Les maladies neurodégénératives de type Alzheimer créent des comportements répétitifs, difficiles à vivre pour tous : le conjoint ou le parent malade pose une question, obtient une réponse, l’oublie, repose la question… Comment faire face aux troubles cognitifs ?

«  Sa mémoire s’est renversée, éparpillée sur le sol mouillé. Le temps et le réel ne s’entendent plus. […] Elle me demande tous les quarts d’heure « combien d’enfants as-tu ? ». Chaque fois, je lui réponds sur le même ton. Keltoum s’énerve, intervient et dit ne plus supporter ces répétitions. »(1) Ainsi écrit l’écrivain Tahar Ben Jelloun à propos de sa mère atteinte de la maladie d’Alzheimer. Face aux comportement répetitifs, caractéristiques des maladies neurodégénératives et autres troubles cognitifs liés à l’âge, les proches oscillent entre patience et exaspération.

 

Comportements répétitifs : répondre et pousser à l'action

Joëlle, 65 ans, s’occupe de sa mère souffrant de troubles cognitifs de type Alzheimer. Les répétitions, elle connaît depuis longtemps : « Ma grand-mère était aussi atteinte d’Alzheimer, je lui répondais vingt fois s’il le fallait, les autres se lassaient vite. Je fais la même chose aujourd’hui avec ma mère. Mon frère s’arrête rapidement, il laisse tomber. Moi, je répète. Mais quand je sens monter mon niveau de fatigue, quand j’ai atteint mon seul de tolérance, j’essaie de partir avant de dire à ma mère toutes sortes de choses pas sympathiques. » Bien sûr, il n’est pas toujours possible de partir. Mais on peut changer de pièce, sortir dans le jardin, faire le tour du pâté de maison en marchant ou en courant selon son état de forme, ou trouver un endroit pour pousser un cri qui évacue les tensions…

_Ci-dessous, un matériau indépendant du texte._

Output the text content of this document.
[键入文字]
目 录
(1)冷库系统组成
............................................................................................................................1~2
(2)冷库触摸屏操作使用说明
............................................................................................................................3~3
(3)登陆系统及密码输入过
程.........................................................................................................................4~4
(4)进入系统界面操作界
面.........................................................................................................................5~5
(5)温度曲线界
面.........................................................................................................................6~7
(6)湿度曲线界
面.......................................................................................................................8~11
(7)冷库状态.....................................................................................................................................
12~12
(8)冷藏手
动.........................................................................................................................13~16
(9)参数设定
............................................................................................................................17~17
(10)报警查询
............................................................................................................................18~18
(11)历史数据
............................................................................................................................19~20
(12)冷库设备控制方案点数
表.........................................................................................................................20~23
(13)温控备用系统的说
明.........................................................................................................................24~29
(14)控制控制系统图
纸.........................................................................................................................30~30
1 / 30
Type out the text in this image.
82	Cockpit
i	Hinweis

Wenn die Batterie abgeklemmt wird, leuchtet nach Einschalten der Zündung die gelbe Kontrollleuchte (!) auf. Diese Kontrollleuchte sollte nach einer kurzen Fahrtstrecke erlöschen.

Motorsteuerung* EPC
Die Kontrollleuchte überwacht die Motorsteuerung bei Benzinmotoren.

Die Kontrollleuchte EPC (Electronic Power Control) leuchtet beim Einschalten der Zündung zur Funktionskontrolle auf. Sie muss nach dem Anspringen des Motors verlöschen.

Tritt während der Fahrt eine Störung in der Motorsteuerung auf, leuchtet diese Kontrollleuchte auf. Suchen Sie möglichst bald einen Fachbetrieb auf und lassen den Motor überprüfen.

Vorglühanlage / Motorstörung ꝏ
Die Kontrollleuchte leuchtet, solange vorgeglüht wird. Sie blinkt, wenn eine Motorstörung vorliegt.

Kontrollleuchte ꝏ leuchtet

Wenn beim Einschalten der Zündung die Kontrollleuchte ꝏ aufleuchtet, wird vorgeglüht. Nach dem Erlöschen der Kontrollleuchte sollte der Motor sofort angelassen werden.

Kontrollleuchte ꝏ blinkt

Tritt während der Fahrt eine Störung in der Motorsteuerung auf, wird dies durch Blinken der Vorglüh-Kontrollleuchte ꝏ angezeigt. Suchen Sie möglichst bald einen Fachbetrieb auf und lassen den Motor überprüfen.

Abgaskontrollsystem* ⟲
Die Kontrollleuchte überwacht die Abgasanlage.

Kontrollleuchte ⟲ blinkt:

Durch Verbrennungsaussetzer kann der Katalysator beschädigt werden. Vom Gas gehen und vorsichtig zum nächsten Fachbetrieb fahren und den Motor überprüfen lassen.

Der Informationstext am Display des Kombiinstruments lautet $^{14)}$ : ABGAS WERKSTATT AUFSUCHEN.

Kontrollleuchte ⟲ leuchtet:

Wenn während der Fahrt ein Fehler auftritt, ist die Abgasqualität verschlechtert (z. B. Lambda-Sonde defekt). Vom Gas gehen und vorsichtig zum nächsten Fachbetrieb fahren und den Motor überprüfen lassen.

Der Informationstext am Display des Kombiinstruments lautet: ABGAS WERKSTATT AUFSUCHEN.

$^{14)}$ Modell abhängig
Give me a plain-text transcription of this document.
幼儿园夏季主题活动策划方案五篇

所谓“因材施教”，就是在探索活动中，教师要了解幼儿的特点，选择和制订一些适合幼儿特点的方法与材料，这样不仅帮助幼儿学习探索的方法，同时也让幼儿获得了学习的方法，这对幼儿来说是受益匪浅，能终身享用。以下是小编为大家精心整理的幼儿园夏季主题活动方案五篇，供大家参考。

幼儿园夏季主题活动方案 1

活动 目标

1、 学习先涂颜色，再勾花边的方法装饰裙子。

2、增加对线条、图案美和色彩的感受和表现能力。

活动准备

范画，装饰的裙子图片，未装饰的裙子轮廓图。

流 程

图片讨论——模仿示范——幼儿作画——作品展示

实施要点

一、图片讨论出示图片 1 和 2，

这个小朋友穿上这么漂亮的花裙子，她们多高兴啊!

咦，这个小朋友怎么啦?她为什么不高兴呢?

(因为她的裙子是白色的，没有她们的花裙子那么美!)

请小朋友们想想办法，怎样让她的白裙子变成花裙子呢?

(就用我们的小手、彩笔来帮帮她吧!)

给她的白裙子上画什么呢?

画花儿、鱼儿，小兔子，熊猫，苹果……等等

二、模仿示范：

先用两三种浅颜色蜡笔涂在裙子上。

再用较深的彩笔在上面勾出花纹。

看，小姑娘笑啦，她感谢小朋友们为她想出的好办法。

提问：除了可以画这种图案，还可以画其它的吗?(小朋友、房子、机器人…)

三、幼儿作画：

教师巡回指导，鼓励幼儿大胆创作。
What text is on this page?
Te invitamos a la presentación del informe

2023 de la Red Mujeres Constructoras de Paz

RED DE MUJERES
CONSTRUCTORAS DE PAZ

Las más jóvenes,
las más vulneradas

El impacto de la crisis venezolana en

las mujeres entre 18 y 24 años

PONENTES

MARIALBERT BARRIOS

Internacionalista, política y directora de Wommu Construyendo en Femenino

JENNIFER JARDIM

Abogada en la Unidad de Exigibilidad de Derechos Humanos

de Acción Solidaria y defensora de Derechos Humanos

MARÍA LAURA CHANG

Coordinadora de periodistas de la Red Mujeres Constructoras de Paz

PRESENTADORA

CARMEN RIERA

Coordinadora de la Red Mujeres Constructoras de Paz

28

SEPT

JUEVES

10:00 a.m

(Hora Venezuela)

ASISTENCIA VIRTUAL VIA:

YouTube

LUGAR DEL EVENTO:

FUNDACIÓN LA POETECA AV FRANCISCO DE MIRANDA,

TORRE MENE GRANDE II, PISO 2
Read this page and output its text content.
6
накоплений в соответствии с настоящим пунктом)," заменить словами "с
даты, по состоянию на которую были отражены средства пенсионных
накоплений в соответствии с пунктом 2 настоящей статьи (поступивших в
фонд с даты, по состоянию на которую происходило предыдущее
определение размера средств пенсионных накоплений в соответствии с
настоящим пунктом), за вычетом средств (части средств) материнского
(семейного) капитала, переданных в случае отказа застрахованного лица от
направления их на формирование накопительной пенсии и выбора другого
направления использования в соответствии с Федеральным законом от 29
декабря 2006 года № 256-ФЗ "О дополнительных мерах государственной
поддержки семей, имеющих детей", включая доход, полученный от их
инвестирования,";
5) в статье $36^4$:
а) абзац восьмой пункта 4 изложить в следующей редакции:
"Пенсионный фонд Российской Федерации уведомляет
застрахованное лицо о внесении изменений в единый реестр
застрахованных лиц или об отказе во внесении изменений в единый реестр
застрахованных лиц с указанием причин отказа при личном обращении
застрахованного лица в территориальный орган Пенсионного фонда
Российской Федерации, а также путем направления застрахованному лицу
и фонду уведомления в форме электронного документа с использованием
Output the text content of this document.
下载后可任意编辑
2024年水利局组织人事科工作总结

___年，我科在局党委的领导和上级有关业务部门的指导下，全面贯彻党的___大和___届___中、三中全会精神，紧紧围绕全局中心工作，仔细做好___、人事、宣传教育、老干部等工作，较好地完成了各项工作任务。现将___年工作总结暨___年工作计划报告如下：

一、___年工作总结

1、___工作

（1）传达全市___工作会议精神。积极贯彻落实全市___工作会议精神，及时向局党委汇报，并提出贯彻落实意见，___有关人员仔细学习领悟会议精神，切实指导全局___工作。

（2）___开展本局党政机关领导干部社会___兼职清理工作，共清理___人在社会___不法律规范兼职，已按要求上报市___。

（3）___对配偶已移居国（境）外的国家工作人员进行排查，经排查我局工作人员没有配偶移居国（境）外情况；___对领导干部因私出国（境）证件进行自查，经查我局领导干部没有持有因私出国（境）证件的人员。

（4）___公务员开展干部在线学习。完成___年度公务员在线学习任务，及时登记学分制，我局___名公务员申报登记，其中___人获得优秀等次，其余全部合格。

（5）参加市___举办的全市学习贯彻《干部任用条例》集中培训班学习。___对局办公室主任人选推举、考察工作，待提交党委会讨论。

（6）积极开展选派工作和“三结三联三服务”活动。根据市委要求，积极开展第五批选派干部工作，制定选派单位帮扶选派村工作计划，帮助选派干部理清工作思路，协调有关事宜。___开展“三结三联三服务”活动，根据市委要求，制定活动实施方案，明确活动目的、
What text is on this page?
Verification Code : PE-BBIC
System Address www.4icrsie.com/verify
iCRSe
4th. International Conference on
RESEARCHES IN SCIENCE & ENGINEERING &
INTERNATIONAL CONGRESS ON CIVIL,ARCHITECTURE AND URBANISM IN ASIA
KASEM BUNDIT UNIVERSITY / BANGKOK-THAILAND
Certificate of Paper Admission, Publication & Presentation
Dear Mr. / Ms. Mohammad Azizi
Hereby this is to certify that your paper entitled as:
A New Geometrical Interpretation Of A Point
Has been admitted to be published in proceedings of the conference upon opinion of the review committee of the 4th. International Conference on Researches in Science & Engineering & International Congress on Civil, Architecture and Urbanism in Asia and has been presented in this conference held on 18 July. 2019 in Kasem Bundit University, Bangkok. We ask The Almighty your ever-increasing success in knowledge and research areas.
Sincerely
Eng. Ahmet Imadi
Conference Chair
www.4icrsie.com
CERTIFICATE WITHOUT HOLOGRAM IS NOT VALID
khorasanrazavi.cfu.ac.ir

On peut aussi tenter de mettre son parent ou son conjoint dans l’action, pour l’amener, dans la mesure de ses possibilités, à trouver la réponse lui-même. Émilie Arpino, neuropsychologue à la Consultation mémoire du Centre hospitalier de Bourgoin-Jallieu, anime un groupe de parole destiné aux aidants. L’un des thèmes récurrents est justement cette question des répétitions : « C’est usant pour les proches de répéter, encore plus que d’entendre toujours les mêmes questions. Pour faire face, certains développent des stratégies efficaces, qu’ils partagent avec les autres aidants. Par exemple, si la question récurrente porte sur la date, ils envoient leur conjoint regarder le journal, voir sur le calendrier, de préférence un éphéméride, plus facile à déchiffrer. D’autres notent tous les jours la date sur un tableau. Le malade d'Alzheimer est mis dans l’action et c’est aussi bénéfique pour l’aidant : l’inactivité des malades est difficile à vivre pour les proches. »

 

Répéter les mêmes geste en entrant dans le monde de l'autre

Il est important de garder en tête que la répétition de comportement viennent de la maladie. Et d’essayer de saisir, jour après jour, où en est l’autre, quelles sont ses capacités à percevoir et à comprendre son environnement, pour adapter son comportement. Un comportement répétitif peut venir d’une inquiétude nouvelle, d’un rituel quotidien qui n’est plus compris. « Une des choses les plus difficiles à accepter, c’est que l’autre n’est plus dans notre logique, plus dans notre monde. C’est nous qui devons entrer dans le sien, explique Martine Bonifay, psychologue référente à France Alzheimer nord-Isère. Il faut décomposer les gestes du quotidien. Inutile de lui répéter de manger, s’il ne sait plus à quoi sert une fourchette. On fait un grand pas, quand on comprend que ce n’est pas la peine de raisonner. »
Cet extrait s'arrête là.